Disney Cruise Line’s Glacier Explorer Port Adventure
While Disney Cruise Line lists Tracy Arm as one of the stops on its Alaskan cruises, there’s no getting off the ship at a dock. Essentially it’s a day at sea…unless you book the quite expensive Glacier Explorer port adventure. If you’re wondering how that works, seeing as how the boat doesn’t dock anywhere, well…a much smaller boat (a catamaran in fact), comes to you. Literally.
I was somewhat dubious about the Glacier Explorer port adventure. While it sounded utterly amazing in the description on Disney Cruise’s website, especially the “abundant wildlife” part, it was still quite expensive at $225 a person. Was spending $450 for just one port adventure going to be worth it? Well, the short answer is yes. And now I’ll tell you why.
The Disney Wonder ship had entered Endicott Arm( a substitute for Tracy Arm due to its severe ice) a little before noon and while of course the scene was beautiful and serene and eerily deserted (it was the remote Alaskan landscape after all), it wasn’t anything like “sit on the edge of your seat for hours” worthy. So I went and saw a movie to pass the time since up on deck it was cold and drizzling lightly. Well, in the short time I was in the movie (only 80 some minutes), we had finally entered the most incredible landscape ever…more importantly, we had reached the famed Dawes Glacier.
As spectacular as it was seeing the glacier and the many icebergs that surrounded it, I was still looking at it from the immense height of the ship. I knew that seeing it from a water level would be a whole different sensation. (I had signed us up for the 3PM tour for the Glacier Explorer; there was another one that had left at noon that sold out long before.)
The catamaran is an independent outfitter that journeys up from Juneau to meet the ship (I assume other cruise lines have similar offerings). We descended to deck 2 and off we went. I can’t speak for the true summer months but at least in late May, it was cold out on open water in a field of ice (go figure). And once the catamaran started motoring on the water, it felt even colder. After a couple of hours of being out on the open deck, it wasn’t until I returned to our stateroom and got in a hot shower that I finally felt warm again.
The crew was incredibly nice and as would be the case with other tours we went on, there was a naturalist on board, someone professionally knowledgable on topics like wildlife, geology, etc. While the ship was moving you were restricted to the main deck (either inside or out), but when it was stopped, they opened up the second deck which I preferred. Beer and hot beverages were available for purchase, but donut holes and bottles of water were free. A staff member also came around with smoked salmon on crackers; this was our first taste of smoked salmon and we were hooked from there on out.
In the course of the almost three hour port adventure, we spent a good deal of time right near to Dawes Glacier, visited a stunning waterfall, and had some wildlife encounters ( from quite a distance away, unfortunately).
Cruise ships are great but they are neither small nor easy to maneuver. Had I stayed on the cruise ship the entire time we were in Endicott Arm I still would have left feeling impressed; I did see a glacier after all.

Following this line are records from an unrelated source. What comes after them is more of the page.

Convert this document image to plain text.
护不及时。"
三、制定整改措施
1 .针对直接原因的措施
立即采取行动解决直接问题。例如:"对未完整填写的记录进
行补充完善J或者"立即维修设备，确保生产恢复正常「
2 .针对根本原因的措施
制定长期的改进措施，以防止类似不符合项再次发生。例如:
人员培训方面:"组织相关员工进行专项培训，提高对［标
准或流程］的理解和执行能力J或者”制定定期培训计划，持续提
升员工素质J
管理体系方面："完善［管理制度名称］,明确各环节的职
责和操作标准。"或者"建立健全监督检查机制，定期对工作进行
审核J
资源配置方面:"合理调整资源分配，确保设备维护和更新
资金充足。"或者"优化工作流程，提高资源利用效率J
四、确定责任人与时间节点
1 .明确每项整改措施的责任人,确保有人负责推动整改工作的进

But coming so close to the glacier was another story altogether. When you see a natural structure that rises 4,000 feet above the sea, well, you truly feel as if you’re in a fairy tale.
And when you hear “white thunder,” the sound made by massive spires of ice breaking away from the glacier and crashing into the sea, well, you’ll think you’re on the set of an action movie. Deafening doesn’t even begin to describe it. I just regret I never had my camera ready at the exact moment it was taking place.
My only disappointment was the billing of the wildlife sightings but obviously they are never guaranteed. We ended up seeing two bears, a black and a brown one, and two seals resting on a chunk of ice, but all from afar. I had seen pictures of hundreds of seals just lounging away in ice fields. That’s what I was hoping for but the animal gods were just not cooperative that day.
Dawes Glacer is essentially the end of the fjord (Endicott Arm), and so our port adventure consisted of traversing it back the other way and the ship did the same. We boarded the cruise ship at roughly the opening to the fjord (don’t worry, when you see the cruise ship sail away, you will ultimately catch up with it ).
So just to confirm, you’re happy you booked it? And you’d recommend it to others? Yes and yes. I’ve been on some port adventures where I return and feel disappointed or even worse, that I just wasted money. The Glacier Explorer was not one of those times.
Yes, it was quite a large amount of money for just a couple of hours but how often do you get to float near a glacier? Or see one up close and personal for that matter? I ended up seeing a second glacier on the cruise (Mendenhall Glacier) and while it was equally massive, I saw it from land. Nothing tops being out on the open water as you float by icebergs.
An Alaskan cruise is all around expensive but if you journey all the way there, make sure you’ve saved money for experiences like this.